The documentary’s strength lies in how it refuses to minimize the hardships that these artists endure while attempting to break into a predominantly white Hollywood scene. Ethiopian filmmaker Haile Gerima, a leading figure of the L.A. Rebellion who graduated from UCLA in 1976, explained that the members of the collective “graduated into a desert” while their white counterparts “graduated into an industry.” Gerima and his peers did not have the privilege of experimenting with their art and then blooming straight into success — they were consciously building a support system despite their lack of resources.
Tracing the evolution of cinema created by people of color into the modern day shows us just how important the L.A. Rebellion movement was to the creation of ethnic film today. Griffin incorporates clips of archival films from the ‘60s alongside interviews between the UCLA alumni themselves. Griffin also includes behind-the-scenes footage of ongoing film projects at UCLA — including that of Palestinian UCLA film student Jubran creating her short film — intertwining the past and the present. Jubran’s film is contextualized by the broad scale of the documentary, while the story itself focuses on a more emotional, personal perspective.

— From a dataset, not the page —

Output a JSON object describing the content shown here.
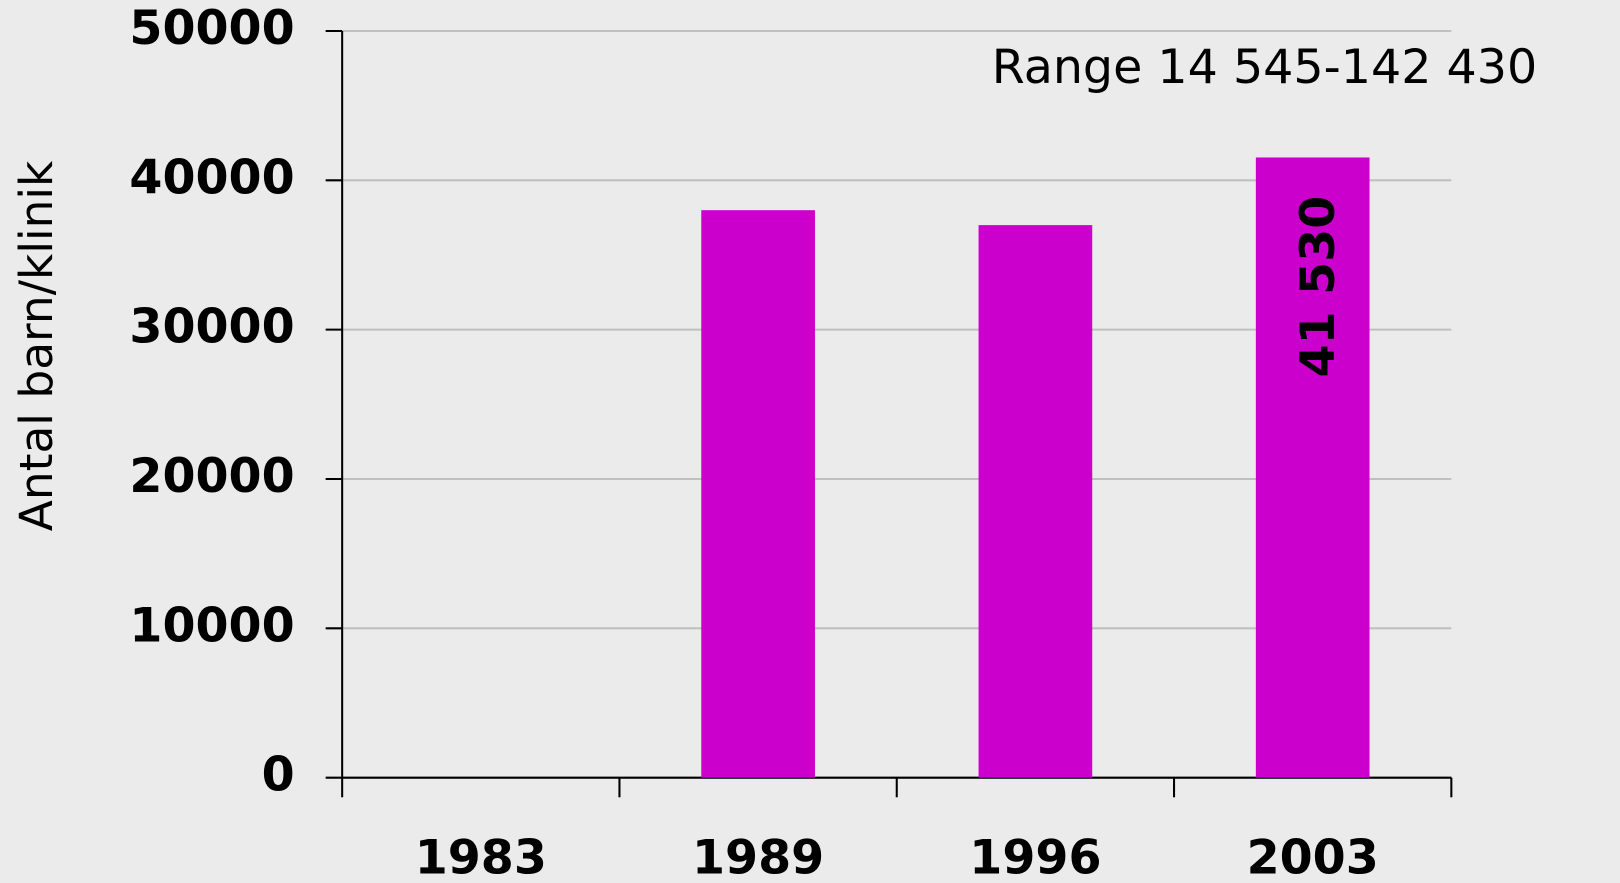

Juxtaposing fantastical fiction with ancestral memory, Jubran demonstrates that truth in film does not reside solely within the narrative, but is embedded within the methods and intentions of the filmmaker. In “Don’t Be Long, Little Bird,” this truth is found through embodied connections to the past. Jubran interweaves personal stories, familial memory, settler-colonial histories, and Palestinian oral folklore, creating a layered approach to storytelling that is both deeply intimate and politically resonant.
The film tells the story of Rima, a young Palestinian teen caught between conflict with her mother and a history she doesn’t fully understand. She is pulled through a portal into 1930s Palestine, a world she had long been disconnected from. There, on the verge of an arranged marriage, her teenage great-grandmother emerges as a reflection of the bird in the Palestinian folktale “The Little Bird,” which symbolizes femininity and female sexuality and is hunted and shot down as a metaphor for being courted by a man.

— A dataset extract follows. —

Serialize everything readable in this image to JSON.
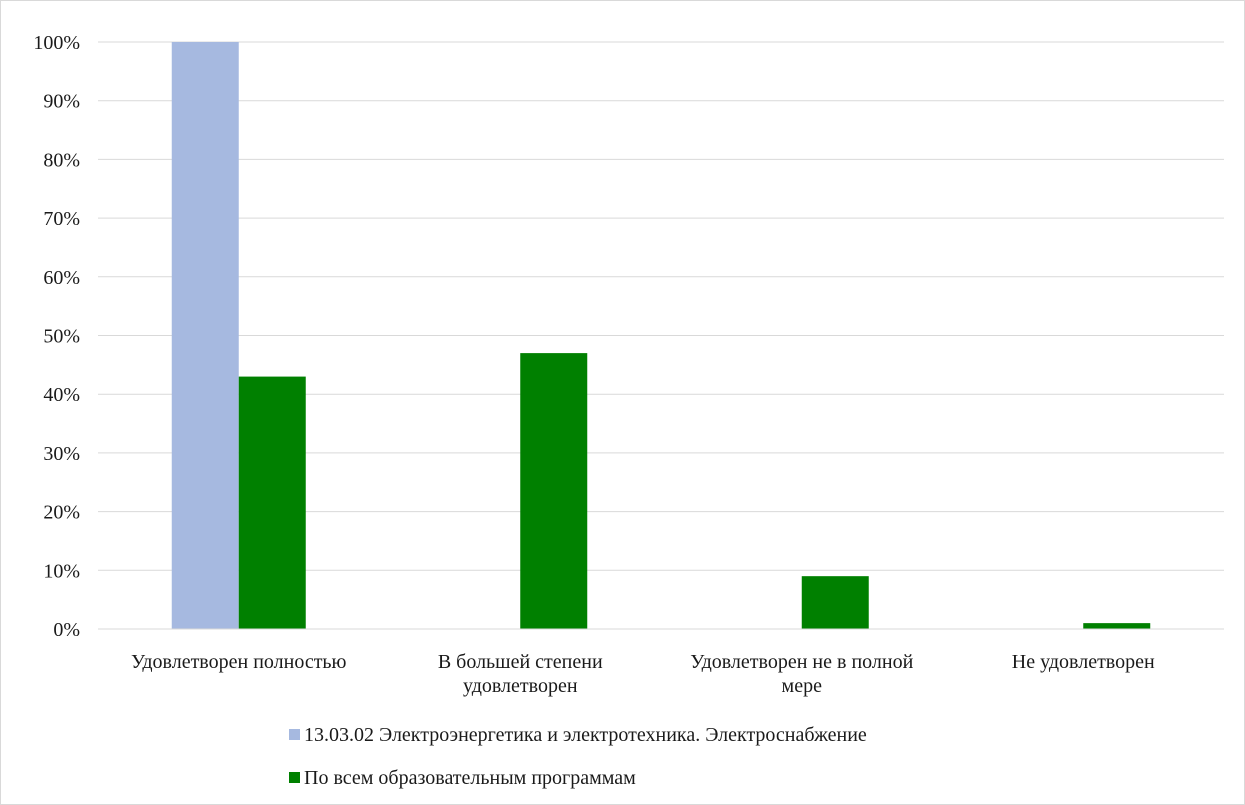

With dreams of escaping, her great-grandmother asks Rima to run away, but ultimately chooses to stay in Palestine with her family, even if it means setting aside her own desires. Like the bird, stripped of its feathers but continuing to sing, her choice suggests that her power endures from within, beyond the forces that seek to contain her.
This parallel reinforces the film’s central message: Palestinian women are not merely victims, but the resilient authors of their own stories, challenging the reductive narratives of victimhood imposed by a society that continually silences them.
Although the two films are vastly different cinematic genres, one documenting a historical experience and the other a mythic tale, they share the same core message about finding community. This theme was solidified in a postscreening discussion between the directors during which the audience asked questions regarding their artistic processes. These questions focused on the broader context of filmmaking experiences, asking how their work challenges narratives of defeat imposed on past liberation movements, and how they use film as a form of activism. Jubran and Griffin responded by emphasizing that defeat is not in their vocabulary, and that the work itself is activism — that the stories and their honesty both serve as acts of resistance.
Art is forever changing — the film does not end when its production does. Through the dialogue shared between the directors and audience, they made it clear that the influence of film lies in its capacity to honor lived experiences while also challenging the racial inequalities through the power of solidarity.
Through their commitment to honesty, the integration of personal stories, and powerful cinematic storytelling, these films and their creators illuminate how narratives are not confined to the past, but persist as ongoing conversations that shape the present. Witnessing both the resilience of the L.A. Rebellion filmmakers and the personal reclamation of Jubran’s work confirms that film is not only an outward form of expression, but also a space for connection — one that challenges us to confront our own perspectives and reconsider how we understand others.